"Nós não somos seres humanos tendo uma experiência espiritual. Somos seres espirituais tendo uma experiência humana"

(Teillard de Chardin)

29 maio 2012

O menino e as estrelas-do-mar



Um escritor morava numa praia tranqüila.

Era o seu refúgio para buscar inspiração e para trabalhar longe da agitação da cidade.

Certo dia, viu um vulto que parecia dançar à beira d'água.

Ao chegar perto, reparou que o tal vulto era, na verdade, um menino que jogava estrelas-do-mar de volta para a água.

Intrigado, perguntou ao menino o que ele estava fazendo.
-Você não vê!? ... disse o garoto. E completou: 
-Com este calor, as estrelas-do-mar irão morrer na areia.
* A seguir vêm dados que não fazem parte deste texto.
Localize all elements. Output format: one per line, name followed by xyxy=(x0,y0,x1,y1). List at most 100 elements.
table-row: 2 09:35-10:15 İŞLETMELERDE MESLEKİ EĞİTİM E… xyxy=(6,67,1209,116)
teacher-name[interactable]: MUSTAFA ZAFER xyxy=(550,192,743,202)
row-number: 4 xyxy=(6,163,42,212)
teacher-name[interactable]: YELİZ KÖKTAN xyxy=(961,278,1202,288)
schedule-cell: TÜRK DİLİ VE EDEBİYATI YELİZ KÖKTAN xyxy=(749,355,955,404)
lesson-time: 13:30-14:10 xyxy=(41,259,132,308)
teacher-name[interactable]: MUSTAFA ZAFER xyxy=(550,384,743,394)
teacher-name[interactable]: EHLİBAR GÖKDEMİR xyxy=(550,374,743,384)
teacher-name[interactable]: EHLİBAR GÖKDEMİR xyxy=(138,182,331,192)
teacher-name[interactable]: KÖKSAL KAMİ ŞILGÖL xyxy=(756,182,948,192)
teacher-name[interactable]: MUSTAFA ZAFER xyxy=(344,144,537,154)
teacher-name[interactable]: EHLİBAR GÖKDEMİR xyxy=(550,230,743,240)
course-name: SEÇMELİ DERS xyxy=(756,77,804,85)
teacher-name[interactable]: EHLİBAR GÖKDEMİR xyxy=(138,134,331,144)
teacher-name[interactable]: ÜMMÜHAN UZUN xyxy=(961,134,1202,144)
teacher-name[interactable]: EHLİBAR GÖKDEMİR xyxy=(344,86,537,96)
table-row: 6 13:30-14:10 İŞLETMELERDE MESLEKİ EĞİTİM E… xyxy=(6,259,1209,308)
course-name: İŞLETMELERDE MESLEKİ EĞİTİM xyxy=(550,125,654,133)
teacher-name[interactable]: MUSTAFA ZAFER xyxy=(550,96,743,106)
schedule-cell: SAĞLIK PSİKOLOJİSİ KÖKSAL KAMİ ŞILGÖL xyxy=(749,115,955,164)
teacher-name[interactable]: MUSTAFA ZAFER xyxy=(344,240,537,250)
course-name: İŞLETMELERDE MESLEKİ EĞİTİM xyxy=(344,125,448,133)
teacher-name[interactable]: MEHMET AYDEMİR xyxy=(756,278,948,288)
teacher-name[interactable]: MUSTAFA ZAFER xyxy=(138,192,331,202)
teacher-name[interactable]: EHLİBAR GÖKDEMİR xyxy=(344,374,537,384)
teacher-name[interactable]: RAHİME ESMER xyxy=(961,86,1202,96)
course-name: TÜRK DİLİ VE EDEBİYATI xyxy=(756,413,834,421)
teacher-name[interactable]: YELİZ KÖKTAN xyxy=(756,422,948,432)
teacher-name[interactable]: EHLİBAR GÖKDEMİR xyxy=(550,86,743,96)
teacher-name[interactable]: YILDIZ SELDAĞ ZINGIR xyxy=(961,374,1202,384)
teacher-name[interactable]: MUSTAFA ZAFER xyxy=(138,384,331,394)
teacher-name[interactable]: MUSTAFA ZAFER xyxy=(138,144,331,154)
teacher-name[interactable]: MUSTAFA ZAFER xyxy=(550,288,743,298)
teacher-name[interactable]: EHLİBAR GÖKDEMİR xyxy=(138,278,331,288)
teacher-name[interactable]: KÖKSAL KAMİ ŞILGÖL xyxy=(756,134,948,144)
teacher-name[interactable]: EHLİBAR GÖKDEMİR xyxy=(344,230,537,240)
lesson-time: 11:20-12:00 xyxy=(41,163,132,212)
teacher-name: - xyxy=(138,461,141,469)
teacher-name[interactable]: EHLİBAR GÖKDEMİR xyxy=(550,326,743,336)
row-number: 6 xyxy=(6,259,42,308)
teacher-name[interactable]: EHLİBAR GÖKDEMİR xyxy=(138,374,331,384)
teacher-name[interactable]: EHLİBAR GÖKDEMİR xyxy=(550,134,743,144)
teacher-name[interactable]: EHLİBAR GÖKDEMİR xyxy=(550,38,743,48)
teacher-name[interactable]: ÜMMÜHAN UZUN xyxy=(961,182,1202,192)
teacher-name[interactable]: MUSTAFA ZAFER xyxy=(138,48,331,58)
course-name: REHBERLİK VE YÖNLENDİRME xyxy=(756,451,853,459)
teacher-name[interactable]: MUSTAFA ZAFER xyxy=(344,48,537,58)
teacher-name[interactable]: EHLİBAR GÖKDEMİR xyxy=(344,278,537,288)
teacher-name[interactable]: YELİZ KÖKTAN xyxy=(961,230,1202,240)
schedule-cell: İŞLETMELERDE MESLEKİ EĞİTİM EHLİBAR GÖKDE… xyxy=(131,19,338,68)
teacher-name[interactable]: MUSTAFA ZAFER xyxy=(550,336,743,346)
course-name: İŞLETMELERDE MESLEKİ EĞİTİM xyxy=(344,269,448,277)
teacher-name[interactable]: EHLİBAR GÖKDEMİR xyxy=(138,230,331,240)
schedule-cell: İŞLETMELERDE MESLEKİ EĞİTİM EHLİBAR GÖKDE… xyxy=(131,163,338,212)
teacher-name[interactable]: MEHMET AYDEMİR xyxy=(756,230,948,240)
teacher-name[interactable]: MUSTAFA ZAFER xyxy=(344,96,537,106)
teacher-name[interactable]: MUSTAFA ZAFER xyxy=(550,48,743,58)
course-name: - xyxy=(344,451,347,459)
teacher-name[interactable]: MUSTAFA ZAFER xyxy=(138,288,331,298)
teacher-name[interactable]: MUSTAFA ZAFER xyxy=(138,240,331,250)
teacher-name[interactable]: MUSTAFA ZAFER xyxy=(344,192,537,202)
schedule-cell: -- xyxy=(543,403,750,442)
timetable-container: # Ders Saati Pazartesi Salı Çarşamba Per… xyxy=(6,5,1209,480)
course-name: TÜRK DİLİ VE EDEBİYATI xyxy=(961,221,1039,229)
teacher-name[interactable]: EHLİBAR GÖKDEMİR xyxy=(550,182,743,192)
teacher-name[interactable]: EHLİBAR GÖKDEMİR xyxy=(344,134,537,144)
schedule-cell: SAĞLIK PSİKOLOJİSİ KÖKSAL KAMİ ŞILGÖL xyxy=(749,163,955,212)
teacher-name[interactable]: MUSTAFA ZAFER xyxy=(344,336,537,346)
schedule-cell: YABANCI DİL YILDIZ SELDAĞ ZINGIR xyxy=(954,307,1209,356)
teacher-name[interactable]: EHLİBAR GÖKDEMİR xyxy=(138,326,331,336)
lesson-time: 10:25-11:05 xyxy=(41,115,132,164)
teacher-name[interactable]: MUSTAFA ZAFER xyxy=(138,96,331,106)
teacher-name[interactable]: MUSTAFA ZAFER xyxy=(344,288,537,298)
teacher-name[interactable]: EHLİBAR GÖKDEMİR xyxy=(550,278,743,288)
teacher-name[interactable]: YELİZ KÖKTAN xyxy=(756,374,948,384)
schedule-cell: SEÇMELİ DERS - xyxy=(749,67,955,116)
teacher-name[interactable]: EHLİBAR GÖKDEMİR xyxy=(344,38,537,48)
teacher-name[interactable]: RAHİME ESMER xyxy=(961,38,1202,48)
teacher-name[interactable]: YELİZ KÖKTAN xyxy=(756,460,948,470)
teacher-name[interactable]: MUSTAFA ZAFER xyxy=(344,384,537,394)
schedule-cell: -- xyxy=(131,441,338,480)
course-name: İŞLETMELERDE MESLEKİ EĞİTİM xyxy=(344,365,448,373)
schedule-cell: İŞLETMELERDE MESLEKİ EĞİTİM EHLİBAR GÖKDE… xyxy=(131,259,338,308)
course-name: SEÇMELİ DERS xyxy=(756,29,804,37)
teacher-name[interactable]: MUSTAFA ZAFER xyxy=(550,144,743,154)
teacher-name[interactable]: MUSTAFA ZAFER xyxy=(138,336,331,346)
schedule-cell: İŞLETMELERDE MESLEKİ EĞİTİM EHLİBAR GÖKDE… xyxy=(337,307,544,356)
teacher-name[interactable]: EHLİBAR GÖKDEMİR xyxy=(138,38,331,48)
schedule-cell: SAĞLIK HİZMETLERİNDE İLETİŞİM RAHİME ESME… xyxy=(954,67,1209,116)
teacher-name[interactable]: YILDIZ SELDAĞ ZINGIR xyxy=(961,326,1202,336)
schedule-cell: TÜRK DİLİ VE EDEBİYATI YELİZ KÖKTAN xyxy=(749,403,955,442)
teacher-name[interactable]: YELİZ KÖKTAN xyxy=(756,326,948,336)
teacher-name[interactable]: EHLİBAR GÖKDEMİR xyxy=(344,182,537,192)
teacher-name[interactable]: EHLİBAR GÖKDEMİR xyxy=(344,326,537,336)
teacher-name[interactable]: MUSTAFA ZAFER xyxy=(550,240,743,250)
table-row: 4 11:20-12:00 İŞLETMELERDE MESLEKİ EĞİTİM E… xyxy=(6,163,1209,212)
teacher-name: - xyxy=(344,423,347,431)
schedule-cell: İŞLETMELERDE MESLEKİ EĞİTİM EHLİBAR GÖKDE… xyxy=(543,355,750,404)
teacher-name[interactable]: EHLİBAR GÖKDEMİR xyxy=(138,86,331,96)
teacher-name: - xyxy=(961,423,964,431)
O escritor ficou espantado e disse:
-Mas há muitos quilômetros de praia por todo o mundo e milhares de estrelas-do-mar por suas areias espalhadas
Que diferença vai fazer devolver umas dez ou vinte se tantas outras irão morrer?
Isto parece não ter sentido.

Aí o menino olhou para o homem, pegou mais uma estrela-do-mar e jogou de volta para a água. E disse:
-Para esta eu fiz a diferença...

O escritor sentiu como se algo o tivesse atingido lá no fundo da alma.

Saiu dali pensativo. Não conseguiu dormir naquela noite.

Pela manhã, lá estava o vulto dançando novamente na praia.

Vagarosamente o homem foi chegando; timidamente juntou uma estrela-do-mar e jogou para a água...

E em poucos minutos dois vultos dançavam nas areias de uma praia tranqüila.